This letter originally appeared in the Northeaster on August 24, 2016, and is of interest again.
I read “Study finds correlation between GAF, cancer rates” with great interest, followed by dismay that preliminary, unscrutinized, and possibly quite flawed results had been released by the Bottineau Neighborhood Association and reported credulously by your newspaper. By way of background I am a Northeast resident, a cancer epidemiologist by training, and Professor at the University of Minnesota Medical School. Based on the reporting in the Northeaster and elsewhere, there are some serious problems in both the execution and interpretation of the study.
To start with, the study is based on mortality data rather than incident disease (i.e. both fatal and nonfatal cases). Epidemiologists strongly prefer to study incident disease when trying to draw connections between an allegedly causative exposure and disease. In fact, the Minnesota Department of Health already analyzed cancer incidence, rather than mortality, near the GAF plant, and found little evidence of an excess of cancer, a fact which was unmentioned in your story (report is at www.health.state.mn.us/divs/healthimprovement/data/reports/cancernnempls.html).

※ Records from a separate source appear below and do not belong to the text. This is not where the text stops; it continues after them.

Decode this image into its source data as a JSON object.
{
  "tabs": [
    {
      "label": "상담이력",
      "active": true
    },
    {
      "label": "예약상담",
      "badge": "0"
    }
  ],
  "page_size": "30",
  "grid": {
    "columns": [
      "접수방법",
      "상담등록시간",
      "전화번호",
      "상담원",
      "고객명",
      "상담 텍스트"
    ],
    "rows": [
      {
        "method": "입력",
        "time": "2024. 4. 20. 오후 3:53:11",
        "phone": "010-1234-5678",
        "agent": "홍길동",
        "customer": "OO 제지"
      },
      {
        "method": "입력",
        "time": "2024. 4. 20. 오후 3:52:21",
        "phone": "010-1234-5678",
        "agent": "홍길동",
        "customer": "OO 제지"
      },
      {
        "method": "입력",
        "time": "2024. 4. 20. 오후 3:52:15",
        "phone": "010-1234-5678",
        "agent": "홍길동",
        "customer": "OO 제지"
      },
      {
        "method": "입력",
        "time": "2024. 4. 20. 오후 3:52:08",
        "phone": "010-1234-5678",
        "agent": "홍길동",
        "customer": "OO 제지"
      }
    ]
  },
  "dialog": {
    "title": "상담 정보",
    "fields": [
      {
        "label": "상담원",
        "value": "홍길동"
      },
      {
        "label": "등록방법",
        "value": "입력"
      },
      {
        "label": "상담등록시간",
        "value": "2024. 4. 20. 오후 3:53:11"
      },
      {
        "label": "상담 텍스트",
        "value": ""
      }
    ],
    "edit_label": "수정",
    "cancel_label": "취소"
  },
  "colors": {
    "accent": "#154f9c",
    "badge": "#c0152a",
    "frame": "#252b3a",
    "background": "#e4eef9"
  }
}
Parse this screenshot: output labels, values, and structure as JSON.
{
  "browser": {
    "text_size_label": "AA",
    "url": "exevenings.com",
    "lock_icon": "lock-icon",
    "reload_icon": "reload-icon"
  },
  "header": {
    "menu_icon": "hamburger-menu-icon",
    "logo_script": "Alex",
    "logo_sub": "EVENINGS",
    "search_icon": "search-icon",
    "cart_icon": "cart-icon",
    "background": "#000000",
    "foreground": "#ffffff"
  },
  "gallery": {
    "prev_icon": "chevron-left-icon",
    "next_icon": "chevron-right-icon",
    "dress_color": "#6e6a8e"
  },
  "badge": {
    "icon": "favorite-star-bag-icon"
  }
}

The choice to compare mortality in the area around the GAF plant to Mound, Minnesota was odd given that Mound is a wealthy, overwhelmingly white western suburb while the North/Northeast population under study is both ethnically and economically more diverse. The astute reader will have noticed that the number of deaths due to cancer in Mound are far below those of Minnesota or the United States as a whole. This gives the unfortunate impression that Mound was cherry-picked to exaggerate differences in cancer rates.
There are two further problems with the reporting of these rates. First, BNA appears to have released crude rates – meaning they have not had statistical adjustment for age, sex, or race. Apples to apples comparisons between populations are based on adjusted rates. Second, there is no indication of the statistical certainty of the findings. While the rate of cancer deaths in Hawthorne may look large at 325 per 100,000, the “confidence interval” around that number must be very large given the small population. To give some perspective, there are about 5,000 residents of Hawthorne, which means the reported rate of cancer deaths was based on only about 16 deaths per year.
Lastly, even if this study were conducted properly and still found elevated rates of cancer, that alone would not be enough information to attribute the excess to the GAF plant. One would have to exclude known risk factors as well. For instance, the cancers of special interest here are all smoking related. If the rate of smoking among residents near the GAF plant is higher than in a comparison population it would be unsurprising that lung cancer rates would be higher. You don’t need to be a scientist to understand this.
While I applaud BNA for its efforts to keep the neighborhood clean and safe, presenting numbers without scientific review or context while claiming they support their position is really irresponsible.